How are Comparable Homes Chosen for My VA Appraisal?


Deciphering the VA Lender’s Handbook Chapter 11 Part 4


This question is most frequently asked by sellers who are trying to determine the best strategy for selling their home for as much as possible, but is also asked by many prospective buyers wanting to know how the appraised value is determined. First, some background information: the VA exclusively uses what is called the “Comparable Sales Approach” to determine the fair market value of a home. What this approach entails is an in-depth evaluation of the home itself, then research on similar homes that have recently sold and what they’ve sold for. By comparing the property to similar homes and accounting for the (hopefully small) differences in the properties, the appraiser comes to a conclusion on the fair market value of the home. So how does an appraiser determine what qualifies as a ‘similar’ home?


Well, the Handbook gives the following as the general requirement: “The Home Comparablesappraiser must select the three best closed comparable sales available and properly adjust the sale price of each comparable sale for market recognized differences between it and the subject property. The goal is to obtain a VA value estimate that does not exceed the price at which similar properties can be purchased in the current market.” It’s important to note that active sales listings and contract offers are not able to be used as comparables – only closed sales. This is because a home can list for whatever the seller wants; that doesn’t mean anyone’s going to buy it or that it’s a fair price.


So let’s talk about the individual factors that go into determining what qualifies as ‘similar’ to the home being appraised. First, the comparable sales should exhibit a fairly narrow price range. If there’s a wider price range in the comparable sales, the appraiser is required to explain why (if they really are similar enough for a valid comparison, there usually shouldn’t be large price differences). Second, the appraiser needs to be careful on where they are getting their data from – if the data is from someone who has an interest in the sale of the home getting appraised, then the data needs to be verified by an outside source. A comparable sale should be recent; usually it must be within 6 months, and absolutely not longer than 12. If a sale is more than 12 months old, the appraiser is required to explain why he/she used it.

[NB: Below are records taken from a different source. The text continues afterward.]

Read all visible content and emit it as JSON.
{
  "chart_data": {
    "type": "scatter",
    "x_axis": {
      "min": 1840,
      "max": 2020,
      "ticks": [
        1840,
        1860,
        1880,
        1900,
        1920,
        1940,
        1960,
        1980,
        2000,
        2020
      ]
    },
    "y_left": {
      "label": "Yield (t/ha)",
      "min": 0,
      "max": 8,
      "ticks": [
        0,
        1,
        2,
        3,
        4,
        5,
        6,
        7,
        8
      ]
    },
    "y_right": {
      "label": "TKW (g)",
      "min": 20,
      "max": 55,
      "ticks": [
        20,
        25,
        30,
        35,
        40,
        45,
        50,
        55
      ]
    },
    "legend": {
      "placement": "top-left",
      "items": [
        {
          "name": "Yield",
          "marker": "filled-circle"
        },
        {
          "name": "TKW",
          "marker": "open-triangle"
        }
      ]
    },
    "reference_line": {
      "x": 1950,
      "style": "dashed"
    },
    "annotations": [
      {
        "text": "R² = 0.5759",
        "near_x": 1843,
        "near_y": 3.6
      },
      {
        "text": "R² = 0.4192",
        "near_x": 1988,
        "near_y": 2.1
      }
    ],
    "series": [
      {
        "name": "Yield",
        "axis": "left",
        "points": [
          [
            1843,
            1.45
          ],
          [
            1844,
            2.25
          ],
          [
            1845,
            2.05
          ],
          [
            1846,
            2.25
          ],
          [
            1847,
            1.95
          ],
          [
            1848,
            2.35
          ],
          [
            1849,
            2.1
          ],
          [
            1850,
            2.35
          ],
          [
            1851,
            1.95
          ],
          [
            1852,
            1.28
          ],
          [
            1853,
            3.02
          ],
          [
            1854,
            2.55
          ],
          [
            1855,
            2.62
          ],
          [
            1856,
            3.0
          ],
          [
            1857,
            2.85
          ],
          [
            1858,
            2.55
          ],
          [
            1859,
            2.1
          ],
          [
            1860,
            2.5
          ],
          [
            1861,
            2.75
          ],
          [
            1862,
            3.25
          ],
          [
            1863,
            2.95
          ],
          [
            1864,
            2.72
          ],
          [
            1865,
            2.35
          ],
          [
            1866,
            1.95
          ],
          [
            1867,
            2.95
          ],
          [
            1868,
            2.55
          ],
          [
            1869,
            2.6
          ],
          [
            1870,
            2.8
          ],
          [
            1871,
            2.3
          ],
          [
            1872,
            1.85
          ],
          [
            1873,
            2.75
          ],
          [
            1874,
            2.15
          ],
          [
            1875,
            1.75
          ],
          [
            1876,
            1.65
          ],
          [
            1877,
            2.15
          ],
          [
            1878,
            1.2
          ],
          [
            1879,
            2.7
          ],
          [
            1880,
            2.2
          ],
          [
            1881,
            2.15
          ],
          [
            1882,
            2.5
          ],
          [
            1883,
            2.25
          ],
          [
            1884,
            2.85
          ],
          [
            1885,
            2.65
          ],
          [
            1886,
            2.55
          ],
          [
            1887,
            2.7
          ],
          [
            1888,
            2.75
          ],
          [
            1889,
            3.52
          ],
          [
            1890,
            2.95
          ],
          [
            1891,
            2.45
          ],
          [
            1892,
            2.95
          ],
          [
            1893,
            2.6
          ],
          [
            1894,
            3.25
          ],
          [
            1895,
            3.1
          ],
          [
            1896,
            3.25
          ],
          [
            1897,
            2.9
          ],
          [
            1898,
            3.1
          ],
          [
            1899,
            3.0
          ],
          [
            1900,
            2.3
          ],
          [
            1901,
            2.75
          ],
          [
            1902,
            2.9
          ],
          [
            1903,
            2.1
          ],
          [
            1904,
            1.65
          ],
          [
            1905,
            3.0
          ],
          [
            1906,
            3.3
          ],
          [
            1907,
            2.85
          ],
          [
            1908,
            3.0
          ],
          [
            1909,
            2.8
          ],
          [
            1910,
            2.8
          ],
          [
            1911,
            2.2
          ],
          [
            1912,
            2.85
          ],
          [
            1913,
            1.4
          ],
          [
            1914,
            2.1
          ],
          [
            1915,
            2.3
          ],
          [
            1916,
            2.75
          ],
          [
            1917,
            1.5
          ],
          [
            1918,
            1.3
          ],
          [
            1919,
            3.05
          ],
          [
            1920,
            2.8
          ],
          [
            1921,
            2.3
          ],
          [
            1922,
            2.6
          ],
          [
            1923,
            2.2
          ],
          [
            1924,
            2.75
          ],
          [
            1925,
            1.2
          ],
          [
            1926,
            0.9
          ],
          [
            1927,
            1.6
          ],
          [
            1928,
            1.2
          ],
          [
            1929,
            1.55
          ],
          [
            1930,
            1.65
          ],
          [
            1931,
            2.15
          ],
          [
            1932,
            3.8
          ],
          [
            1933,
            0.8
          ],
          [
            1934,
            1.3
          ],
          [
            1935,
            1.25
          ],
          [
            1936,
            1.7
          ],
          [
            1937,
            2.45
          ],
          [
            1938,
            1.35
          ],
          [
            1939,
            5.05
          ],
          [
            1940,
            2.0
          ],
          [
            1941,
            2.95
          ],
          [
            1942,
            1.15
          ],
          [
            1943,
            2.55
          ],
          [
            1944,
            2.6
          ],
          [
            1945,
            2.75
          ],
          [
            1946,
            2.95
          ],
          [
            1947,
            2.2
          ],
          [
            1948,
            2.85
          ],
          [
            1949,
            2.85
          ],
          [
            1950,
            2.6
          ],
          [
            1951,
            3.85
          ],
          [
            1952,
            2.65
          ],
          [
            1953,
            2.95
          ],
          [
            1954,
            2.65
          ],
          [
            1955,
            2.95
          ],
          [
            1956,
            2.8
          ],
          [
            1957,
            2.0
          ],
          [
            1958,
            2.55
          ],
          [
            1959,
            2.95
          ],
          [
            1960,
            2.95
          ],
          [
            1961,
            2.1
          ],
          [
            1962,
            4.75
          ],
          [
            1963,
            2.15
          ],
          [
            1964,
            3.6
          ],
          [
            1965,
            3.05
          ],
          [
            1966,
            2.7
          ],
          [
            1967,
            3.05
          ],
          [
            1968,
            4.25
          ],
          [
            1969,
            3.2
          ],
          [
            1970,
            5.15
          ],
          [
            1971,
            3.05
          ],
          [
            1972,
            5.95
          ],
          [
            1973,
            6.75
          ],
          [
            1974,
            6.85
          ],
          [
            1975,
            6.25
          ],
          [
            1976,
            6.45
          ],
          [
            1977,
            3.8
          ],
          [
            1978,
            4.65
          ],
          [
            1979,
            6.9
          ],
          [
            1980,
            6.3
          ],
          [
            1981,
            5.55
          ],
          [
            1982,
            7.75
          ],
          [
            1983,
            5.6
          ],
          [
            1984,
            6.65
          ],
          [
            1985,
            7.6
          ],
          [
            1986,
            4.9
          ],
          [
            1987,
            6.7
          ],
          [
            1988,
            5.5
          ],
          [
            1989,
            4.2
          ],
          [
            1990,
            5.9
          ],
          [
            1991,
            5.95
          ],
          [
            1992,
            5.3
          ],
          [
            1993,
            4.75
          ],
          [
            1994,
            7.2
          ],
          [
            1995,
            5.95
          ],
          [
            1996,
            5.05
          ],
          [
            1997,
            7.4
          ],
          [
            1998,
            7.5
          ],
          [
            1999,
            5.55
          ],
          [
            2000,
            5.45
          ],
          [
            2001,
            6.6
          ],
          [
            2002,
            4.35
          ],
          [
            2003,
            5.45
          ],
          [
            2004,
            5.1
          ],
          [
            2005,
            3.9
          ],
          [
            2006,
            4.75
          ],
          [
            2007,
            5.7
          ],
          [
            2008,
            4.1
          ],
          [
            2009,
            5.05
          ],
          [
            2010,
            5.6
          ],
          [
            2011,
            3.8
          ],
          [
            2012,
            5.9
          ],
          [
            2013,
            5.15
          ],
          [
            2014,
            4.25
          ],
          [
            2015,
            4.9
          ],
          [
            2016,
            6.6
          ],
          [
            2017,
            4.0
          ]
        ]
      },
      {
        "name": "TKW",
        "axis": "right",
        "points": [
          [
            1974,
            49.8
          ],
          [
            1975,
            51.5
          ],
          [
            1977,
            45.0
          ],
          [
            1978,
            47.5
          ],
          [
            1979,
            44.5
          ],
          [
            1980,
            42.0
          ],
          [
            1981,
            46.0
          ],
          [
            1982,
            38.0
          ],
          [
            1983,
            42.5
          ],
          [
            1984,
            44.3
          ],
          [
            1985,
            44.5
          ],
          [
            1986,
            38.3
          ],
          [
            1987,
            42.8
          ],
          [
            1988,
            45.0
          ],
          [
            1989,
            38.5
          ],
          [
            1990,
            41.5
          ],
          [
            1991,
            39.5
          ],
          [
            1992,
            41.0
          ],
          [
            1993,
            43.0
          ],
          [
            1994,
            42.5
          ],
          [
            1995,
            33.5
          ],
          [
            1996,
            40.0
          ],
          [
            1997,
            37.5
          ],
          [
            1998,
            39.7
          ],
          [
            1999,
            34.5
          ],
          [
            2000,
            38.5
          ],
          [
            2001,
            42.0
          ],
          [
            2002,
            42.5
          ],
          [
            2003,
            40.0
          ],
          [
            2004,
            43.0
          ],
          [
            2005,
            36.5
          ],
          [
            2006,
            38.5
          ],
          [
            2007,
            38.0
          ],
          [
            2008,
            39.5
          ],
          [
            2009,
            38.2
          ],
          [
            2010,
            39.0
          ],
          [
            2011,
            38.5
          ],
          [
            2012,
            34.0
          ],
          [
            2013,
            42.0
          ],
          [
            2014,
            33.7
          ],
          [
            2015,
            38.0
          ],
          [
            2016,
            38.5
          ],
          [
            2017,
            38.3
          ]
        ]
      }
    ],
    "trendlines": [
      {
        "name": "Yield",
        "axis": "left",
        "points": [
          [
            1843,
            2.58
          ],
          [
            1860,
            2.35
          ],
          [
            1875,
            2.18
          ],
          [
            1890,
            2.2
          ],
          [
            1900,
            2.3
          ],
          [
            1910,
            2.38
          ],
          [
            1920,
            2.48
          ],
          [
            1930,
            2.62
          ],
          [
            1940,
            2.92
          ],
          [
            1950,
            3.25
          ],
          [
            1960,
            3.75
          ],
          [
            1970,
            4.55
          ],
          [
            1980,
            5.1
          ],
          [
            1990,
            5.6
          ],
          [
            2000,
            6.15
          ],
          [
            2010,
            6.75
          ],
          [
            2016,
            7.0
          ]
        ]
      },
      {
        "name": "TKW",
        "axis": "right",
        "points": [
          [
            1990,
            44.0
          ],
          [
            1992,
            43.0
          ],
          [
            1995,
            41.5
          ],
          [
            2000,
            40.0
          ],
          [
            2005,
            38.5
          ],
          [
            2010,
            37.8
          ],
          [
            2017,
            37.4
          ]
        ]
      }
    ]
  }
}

The next factor is location. The closer the comparable sales are to the home being appraised the better. The appraiser is also required to describe their distance from the house being appraised. Now, you may see as you’re looking at the appraisal that one of the comparable sales is 20 miles away from the home you’re trying to buy, and there’s no explanation why. This is probably because you’re buying a home in a rural area, and the market area may be that large. In cities, the appraiser will usually describe the distance to comparable sales in terms of city blocks while comparable sales in rural areas will be described in terms of miles from the home being appraised.


Of all we’ve talked about, the only factor that links the three comparable sales to the house being appraised is location. Price range is one way that the comparable sales are linked to each other. Other factors that are involved are more obvious. For example, the square footage of the home, the acreage of the property, the number of bedrooms and bathrooms, and how recently the interior of the property has been finished (or re-finished), especially the kitchen. The Handbook also outlines that the appraiser can make minimal adjustments based on individual features. However, the appraiser is not allowed to factor in things that have nothing to do with market reaction, such as builder materials cost or project development.

Location of Comparable Homes

In other words, if you’re a seller, it’s not going to do any good to tell the appraiser that you paid someone $5,000 to remodel your bathroom and $10,000 to remodel your kitchen. However, it may be a good idea to show the appraiser a picture of the old bathroom and kitchen and make sure they know the price you bought the home for with the old bathroom/kitchen. While this is not likely to make a huge impact on the final result, it may positively affect the appraiser’s perception of the house.